Cari fratelli e sorelle, è proprio vero: si parlava di rinascita nel profeta Ezechiele, ma questa rinascita è il frutto dell’amore. Senza amore non c’è alcuna rinascita. Ecco perché i nostri sforzi, le nostre testimonianze devono nutrirsi di una cultura dell’incontro, di una cultura delle relazioni impegnative, di una cultura comunitaria. Quando noi diciamo amore stiamo dicendo di queste concrete esperienze che passano appunto da volti che si guardano senza ostilità e si dispongono ad un incontro, da relazioni non effimere, da relazioni non soltanto significative, ma da relazioni decisive e quindi impegnative.
 
Abbiamo ascoltato e abbiamo meditato sul testo proposto. Si parlava di una fatica: la fatica dell’amore.
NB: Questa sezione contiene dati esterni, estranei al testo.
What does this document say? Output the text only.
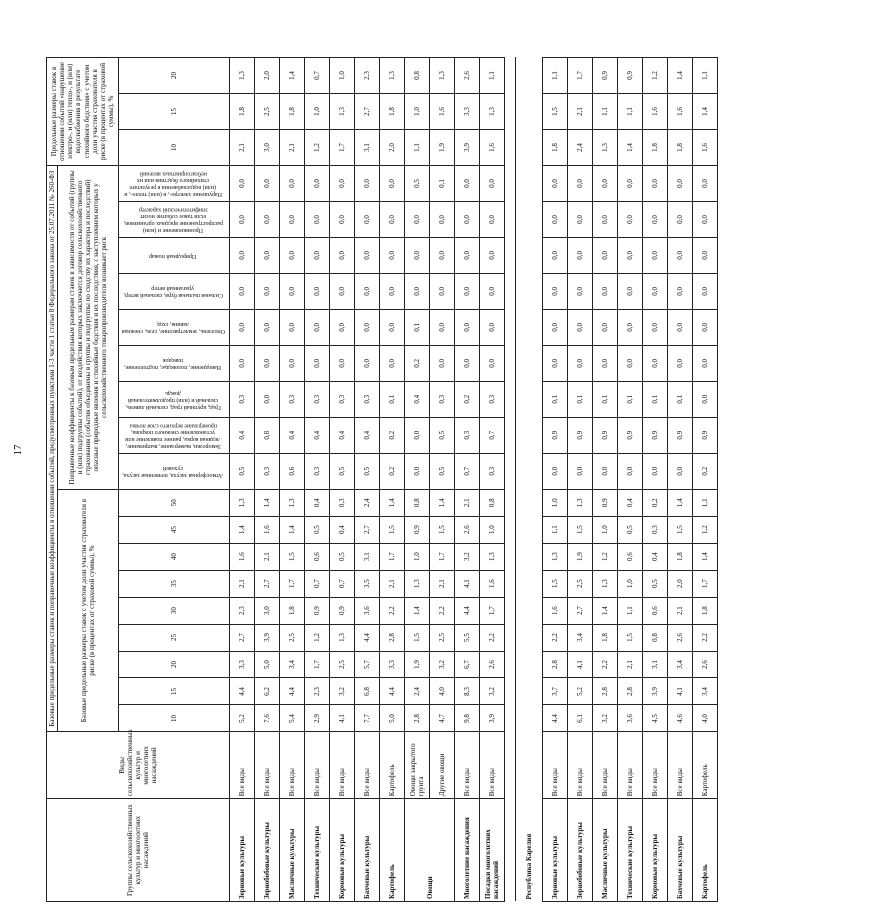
17
Группы сельскохозяйственных культур и многолетних насаждений	Виды сельскохозяйственных культур и многолетних насаждений	Базовые предельные размеры ставок и поправочные коэффициенты в отношении событий, предусмотренных пунктами 1-3 части 1 статьи 8 Федерального закона от 25.07.2011 № 260-ФЗ																		Предельные размеры ставок в отношении событий «нарушение электро-, и (или) тепло-, и (или) водоснабжения в результате стихийного бедствия» с учетом доли участия страхователя в риске (в процентах от страховой суммы), %		
		Базовые предельные размеры ставок с учетом доли участия страхователя в риске (в процентах от страховой суммы), %									Поправочные коэффициенты к базовым предельным размерам ставок в зависимости от событий (группы и (или) подгруппы событий), от воздействия которых заключается договор сельскохозяйственного страхования (события объединены в группы и подгруппы по сходству их характера и последствий)
опасные природные явления и стихийные бедствия и их последствия, с наступлением которых у сельскохозяйственного товаропроизводителя возникает риск											
		10	15	20	25	30	35	40	45	50	Атмосферная засуха, почвенная засуха, суховей	Заморозки, вымерзание, выпревание, ледяная корка, раннее появление или установление снежного покрова, промерзание верхнего слоя почвы	Град, крупный град, сильный ливень, сильный и (или) продолжительный дождь	Наводнение, половодье, подтопление, паводок	Оползень, землетрясение, сель, снежная лавина, сход	Сильная пыльная буря, сильный ветер, ураганный ветер	Природный пожар	Проникновение и (или) распространение вредных организмов, если такое событие носит эпифитотический характер	Нарушение электро-, и (или) тепло-, и (или) водоснабжения в результате стихийного бедствия или их неблагоприятных явлений	10	15	20
Зерновые культуры	Все виды	5,2	4,4	3,3	2,7	2,3	2,1	1,6	1,4	1,3	0,5	0,4	0,3	0,0	0,0	0,0	0,0	0,0	0,0	2,1	1,8	1,3
Зернобобовые культуры	Все виды	7,6	6,2	5,0	3,9	3,0	2,7	2,1	1,6	1,4	0,3	0,8	0,0	0,0	0,0	0,0	0,0	0,0	0,0	3,0	2,5	2,0
Масличные культуры	Все виды	5,4	4,4	3,4	2,5	1,8	1,7	1,5	1,4	1,3	0,6	0,4	0,3	0,0	0,0	0,0	0,0	0,0	0,0	2,1	1,8	1,4
Технические культуры	Все виды	2,9	2,3	1,7	1,2	0,9	0,7	0,6	0,5	0,4	0,3	0,4	0,3	0,0	0,0	0,0	0,0	0,0	0,0	1,2	1,0	0,7
Кормовые культуры	Все виды	4,1	3,2	2,5	1,3	0,9	0,7	0,5	0,4	0,3	0,5	0,4	0,3	0,0	0,0	0,0	0,0	0,0	0,0	1,7	1,3	1,0
Бахчевые культуры	Все виды	7,7	6,8	5,7	4,4	3,6	3,5	3,1	2,7	2,4	0,5	0,4	0,3	0,0	0,0	0,0	0,0	0,0	0,0	3,1	2,7	2,3
Картофель	Картофель	5,0	4,4	3,3	2,8	2,2	2,1	1,7	1,5	1,4	0,2	0,2	0,1	0,0	0,0	0,0	0,0	0,0	0,0	2,0	1,8	1,3
Овощи	Овощи закрытого грунта	2,8	2,4	1,9	1,5	1,4	1,3	1,0	0,9	0,8	0,0	0,0	0,4	0,2	0,1	0,0	0,0	0,0	0,5	1,1	1,0	0,8
	Другие овощи	4,7	4,0	3,2	2,5	2,2	2,1	1,7	1,5	1,4	0,5	0,5	0,3	0,0	0,0	0,0	0,0	0,0	0,1	1,9	1,6	1,3
Многолетние насаждения	Все виды	9,8	8,3	6,7	5,5	4,4	4,1	3,2	2,6	2,1	0,7	0,3	0,2	0,0	0,0	0,0	0,0	0,0	0,0	3,9	3,3	2,6
Посадки многолетних насаждений	Все виды	3,9	3,2	2,6	2,2	1,7	1,6	1,3	1,0	0,8	0,3	0,7	0,3	0,0	0,0	0,0	0,0	0,0	0,0	1,6	1,3	1,1

Республика Карелия																						
Зерновые культуры	Все виды	4,4	3,7	2,8	2,2	1,6	1,5	1,3	1,1	1,0	0,0	0,9	0,1	0,0	0,0	0,0	0,0	0,0	0,0	1,8	1,5	1,1
Зернобобовые культуры	Все виды	6,1	5,2	4,1	3,4	2,7	2,5	1,9	1,5	1,3	0,0	0,9	0,1	0,0	0,0	0,0	0,0	0,0	0,0	2,4	2,1	1,7
Масличные культуры	Все виды	3,2	2,8	2,2	1,8	1,4	1,3	1,2	1,0	0,9	0,0	0,9	0,1	0,0	0,0	0,0	0,0	0,0	0,0	1,3	1,1	0,9
Технические культуры	Все виды	3,6	2,8	2,1	1,5	1,1	1,0	0,6	0,5	0,4	0,0	0,9	0,1	0,0	0,0	0,0	0,0	0,0	0,0	1,4	1,1	0,9
Кормовые культуры	Все виды	4,5	3,9	3,1	0,8	0,6	0,5	0,4	0,3	0,2	0,0	0,9	0,1	0,0	0,0	0,0	0,0	0,0	0,0	1,8	1,6	1,2
Бахчевые культуры	Все виды	4,6	4,1	3,4	2,6	2,1	2,0	1,8	1,5	1,4	0,0	0,9	0,1	0,0	0,0	0,0	0,0	0,0	0,0	1,8	1,6	1,4
Картофель	Картофель	4,0	3,4	2,6	2,2	1,8	1,7	1,4	1,2	1,1	0,2	0,9	0,0	0,0	0,0	0,0	0,0	0,0	0,0	1,6	1,4	1,1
A volte ricordo anche ai più giovani che non c’è nulla di bello che non costi e l’amore costa più di tutto perché è il più bello.
 
Quando parliamo di relazioni decisive stiamo parlando essenzialmente di relazioni d’amore, d’amicizia, di legami che appunto edificano la vita, addirittura la generano. Non soltanto il volto di un bimbo come quello che abbiamo visto prima, ma ogni forma di vita. Noi sappiamo – abbiamo ascoltato pure – di essere passati dalla morte alla vita perché amiamo i fratelli.
 
Cari fratelli e sorelle, noi ci auguriamo di superare questa crisi, ma in che direzione. Non possiamo illuderci, non possiamo rassegnarci. Noi pensiamo a uno sviluppo in cui le persone, ogni persona, in qualsiasi condizione si trovi, non sia concepita semplicemente come una risorsa (“le risorse umane”), ma ogni persona sia riconosciuta come soggetto, dall’inizio alla fine della sua esistenza, come protagonista, come capace di costruire relazioni decisive. Una persona che non è riducibile, ma che piuttosto è irriducibile rispetto a qualsiasi altra esigenza della vita.
 
Io credo che generare la vita vince la crisi. Sì! Una generatività culturale, spirituale e finalmente sociale. Una generatività che trova nella famiglia il suo luogo esemplare.
 
Cari fratelli e sorelle, benediciamo il Signore per le luci che ci consegna, per i doni che ci offre, chiediamo al Signore di essere capaci di una testimonianza generante a partire dalle nostre famiglie, da quelle dei nostri amici, da quelle delle nostre comunità.